Abstract
Background
Protein-protein interactions (PPIs) are key to understanding diverse
cellular processes and disease mechanisms. However, current PPI
databases only provide low-resolution knowledge of PPIs, in the sense
that "proteins" of currently known PPIs generally refer to "genes." It
is known that alternative splicing often impacts PPI by either directly
affecting protein interacting domains, or by indirectly impacting other
domains, which, in turn, impacts the PPI binding. Thus, proteins
translated from different isoforms of the same gene can have different
interaction partners.
Results
Due to the limitations of current experimental capacities, little data
is available for PPIs at the resolution of isoforms, although such
high-resolution data is crucial to map pathways and to understand
protein functions. In fact, alternative splicing can often change the
internal structure of a pathway by rearranging specific PPIs. To fill
the gap, we systematically predicted genome-wide isoform-isoform
interactions (IIIs) using RNA-seq datasets, domain-domain interaction
and PPIs. Furthermore, we constructed an III database (IIIDB) that is a
resource for studying PPIs at isoform resolution. To discover
functional modules in the III network, we performed III network
clustering, and then obtained 1025 isoform modules. To evaluate the
module functionality, we performed the GO/pathway enrichment analysis
for each isoform module.
Conclusions
The IIIDB provides predictions of human protein-protein interactions at
the high resolution of transcript isoforms that can facilitate detailed
understanding of protein functions and biological pathways. The web
interface allows users to search for IIIs or III network modules. The
IIIDB is freely available at [37]http://syslab.nchu.edu.tw/IIIDB.
Background
Protein-protein interactions (PPIs) perform and regulate fundamental
cellular processes. As a consequence, identifying interacting partners
for a protein is essential to understand its functions. In recent
years, remarkable progress has been made in the annotation of all
functional interactions among proteins in the cell. However, in both
experimentally derived and computationally predicted protein-protein
interactions, a "protein" generally refers to "all isoforms of the
respective gene." Yet, it is known that alternative splicing often
impacts PPI by either directly affecting protein interacting domains,
or by indirectly impacting other domains, which, in turn, impact the
PPI binding [[38]1]. That is, alternative splicing can modulate the
PPIs by altering the protein structures and the domain compositions,
leading to the gain or loss of specific molecular interactions that
could be key links of pathways (reviewed in reference [[39]2]). It is
very likely that different isoforms of the same protein interact with
different proteins, thus exerting different functional roles.

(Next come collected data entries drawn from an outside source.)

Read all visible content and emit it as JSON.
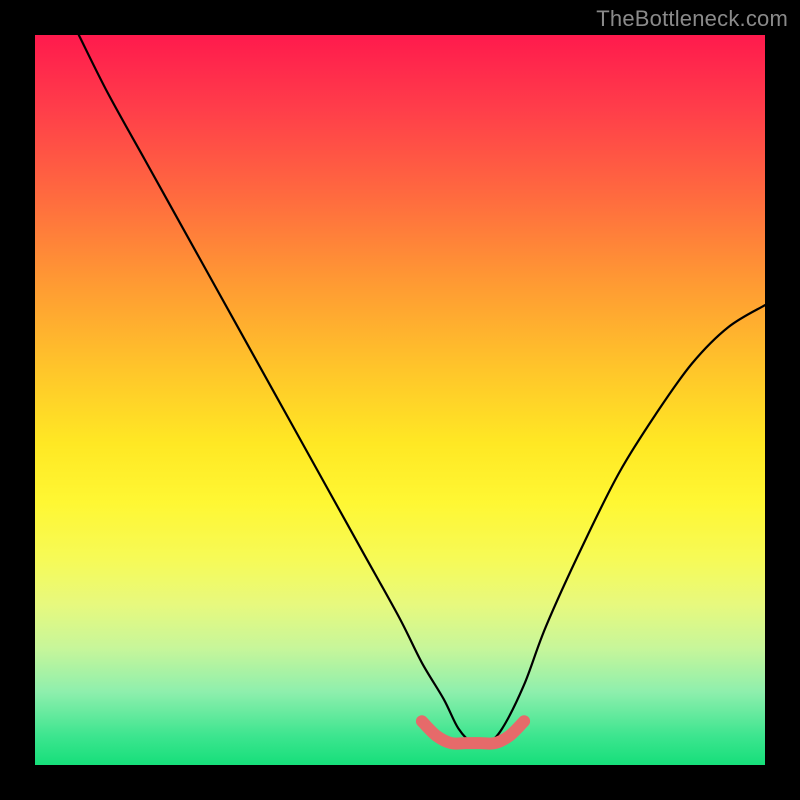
{
  "watermark": "TheBottleneck.com",
  "chart_data": {
    "type": "line",
    "title": "",
    "xlabel": "",
    "ylabel": "",
    "xlim": [
      0,
      100
    ],
    "ylim": [
      0,
      100
    ],
    "series": [
      {
        "name": "main-curve",
        "x": [
          6,
          10,
          15,
          20,
          25,
          30,
          35,
          40,
          45,
          50,
          53,
          56,
          58,
          60,
          62,
          64,
          67,
          70,
          75,
          80,
          85,
          90,
          95,
          100
        ],
        "y": [
          100,
          92,
          83,
          74,
          65,
          56,
          47,
          38,
          29,
          20,
          14,
          9,
          5,
          3,
          3,
          5,
          11,
          19,
          30,
          40,
          48,
          55,
          60,
          63
        ]
      },
      {
        "name": "valley-marker",
        "x": [
          53,
          55,
          57,
          59,
          61,
          63,
          65,
          67
        ],
        "y": [
          6,
          4,
          3,
          3,
          3,
          3,
          4,
          6
        ]
      }
    ]
  }
}
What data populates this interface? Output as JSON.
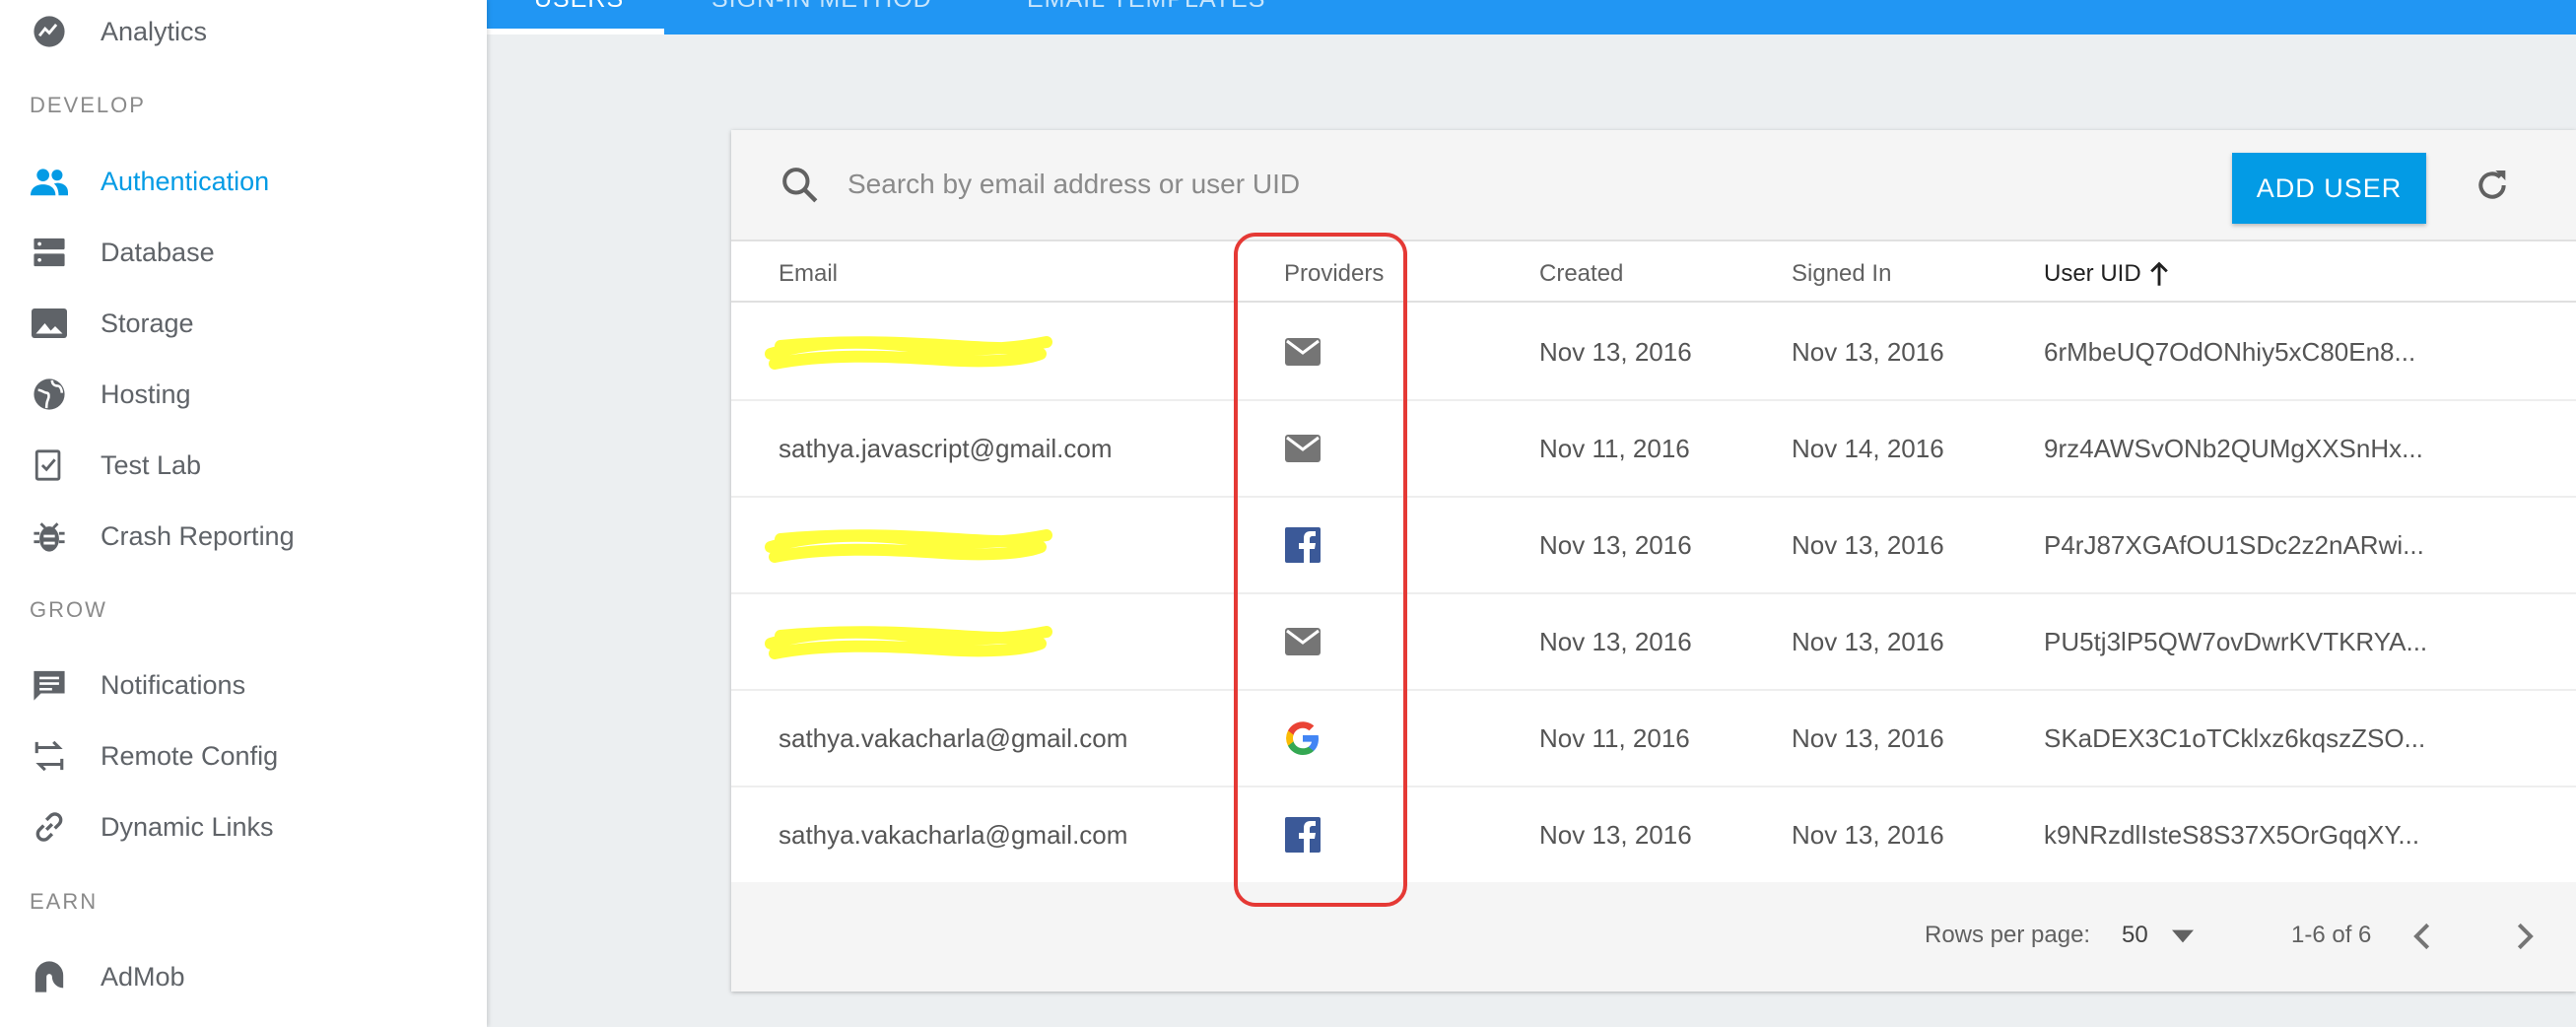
{
  "sidebar": {
    "items": [
      {
        "label": "Analytics",
        "icon": "analytics-icon"
      },
      {
        "label": "Authentication",
        "icon": "people-icon",
        "active": true
      },
      {
        "label": "Database",
        "icon": "database-icon"
      },
      {
        "label": "Storage",
        "icon": "image-icon"
      },
      {
        "label": "Hosting",
        "icon": "globe-icon"
      },
      {
        "label": "Test Lab",
        "icon": "checklist-icon"
      },
      {
        "label": "Crash Reporting",
        "icon": "bug-icon"
      },
      {
        "label": "Notifications",
        "icon": "message-icon"
      },
      {
        "label": "Remote Config",
        "icon": "swap-icon"
      },
      {
        "label": "Dynamic Links",
        "icon": "link-icon"
      },
      {
        "label": "AdMob",
        "icon": "admob-icon"
      }
    ],
    "sections": {
      "develop": "DEVELOP",
      "grow": "GROW",
      "earn": "EARN"
    }
  },
  "tabs": [
    {
      "label": "USERS",
      "active": true
    },
    {
      "label": "SIGN-IN METHOD"
    },
    {
      "label": "EMAIL TEMPLATES"
    }
  ],
  "search": {
    "placeholder": "Search by email address or user UID"
  },
  "add_user_label": "ADD USER",
  "table": {
    "headers": {
      "email": "Email",
      "providers": "Providers",
      "created": "Created",
      "signed_in": "Signed In",
      "uid": "User UID"
    },
    "rows": [
      {
        "email": "",
        "provider": "email-icon",
        "created": "Nov 13, 2016",
        "signed_in": "Nov 13, 2016",
        "uid": "6rMbeUQ7OdONhiy5xC80En8..."
      },
      {
        "email": "sathya.javascript@gmail.com",
        "provider": "email-icon",
        "created": "Nov 11, 2016",
        "signed_in": "Nov 14, 2016",
        "uid": "9rz4AWSvONb2QUMgXXSnHx..."
      },
      {
        "email": "",
        "provider": "facebook-icon",
        "created": "Nov 13, 2016",
        "signed_in": "Nov 13, 2016",
        "uid": "P4rJ87XGAfOU1SDc2z2nARwi..."
      },
      {
        "email": "",
        "provider": "email-icon",
        "created": "Nov 13, 2016",
        "signed_in": "Nov 13, 2016",
        "uid": "PU5tj3lP5QW7ovDwrKVTKRYA..."
      },
      {
        "email": "sathya.vakacharla@gmail.com",
        "provider": "google-icon",
        "created": "Nov 11, 2016",
        "signed_in": "Nov 13, 2016",
        "uid": "SKaDEX3C1oTCklxz6kqszZSO..."
      },
      {
        "email": "sathya.vakacharla@gmail.com",
        "provider": "facebook-icon",
        "created": "Nov 13, 2016",
        "signed_in": "Nov 13, 2016",
        "uid": "k9NRzdlIsteS8S37X5OrGqqXY..."
      }
    ]
  },
  "footer": {
    "rows_per_page_label": "Rows per page:",
    "rows_per_page_value": "50",
    "range": "1-6 of 6"
  },
  "colors": {
    "accent": "#039be5",
    "topbar": "#2196f3",
    "highlight": "#e53935",
    "redaction": "#ffff33"
  }
}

For
example, the protein BCL2L1 is alternatively spliced into two isoforms:
Bcl-xL (long form) and Bcl-xS (short form) [[40]3], in which Bcl-xL
inhibits apoptosis whereas Bcl-xS promotes apoptosis [[41]4]. Vogler et
al. reported that the interaction of Bcl-xL and BAK1 in platelets
ensures platelet survival [[42]5]. Therefore, comprehensively
identifying protein-protein interactions at the isoform level is
important to systematically dissect cellular roles of proteins, to
elucidate the exact composition of protein complexes, and to gain
insights into metabolic pathways and a wide range of direct and
indirect regulatory interactions.
Thus far, a series of studies have systematically predicted PPIs
[[43]6-[44]10] and established PPI databases, e.g., OPHID [[45]11],
POINT [[46]12], STRING [[47]10] and PIPs [[48]7]. With the exception
that the IntAct database [[49]13] contains 116 human PPIs with isoform
specification, currently, none of those PPI databases has isoform-level
PPI data. This is a huge knowledge gap yet to be filled. The rapid
accumulation of RNA-seq data provides unprecedented opportunities to
study the structures and topological dynamics of PPI networks at the
isoform resolution. RNA-seq data provides two unique informative
sources for Isoform-Isoform Interaction (III) reconstruction: the
absence or presence of specific isoforms under specific conditions, and
the co-expression of two isoforms that may contribute to their
interaction propensity. In this study, we seize this opportunity to
comprehensively predict the possible interactions between splicing
isoforms by integrating a series of RNA-seq data with domain-domain
interaction data and PPI database. The resulting III network presents a
high-resolution map of PPIs, which could be invaluable in studying
biological processes and understanding cellular functions.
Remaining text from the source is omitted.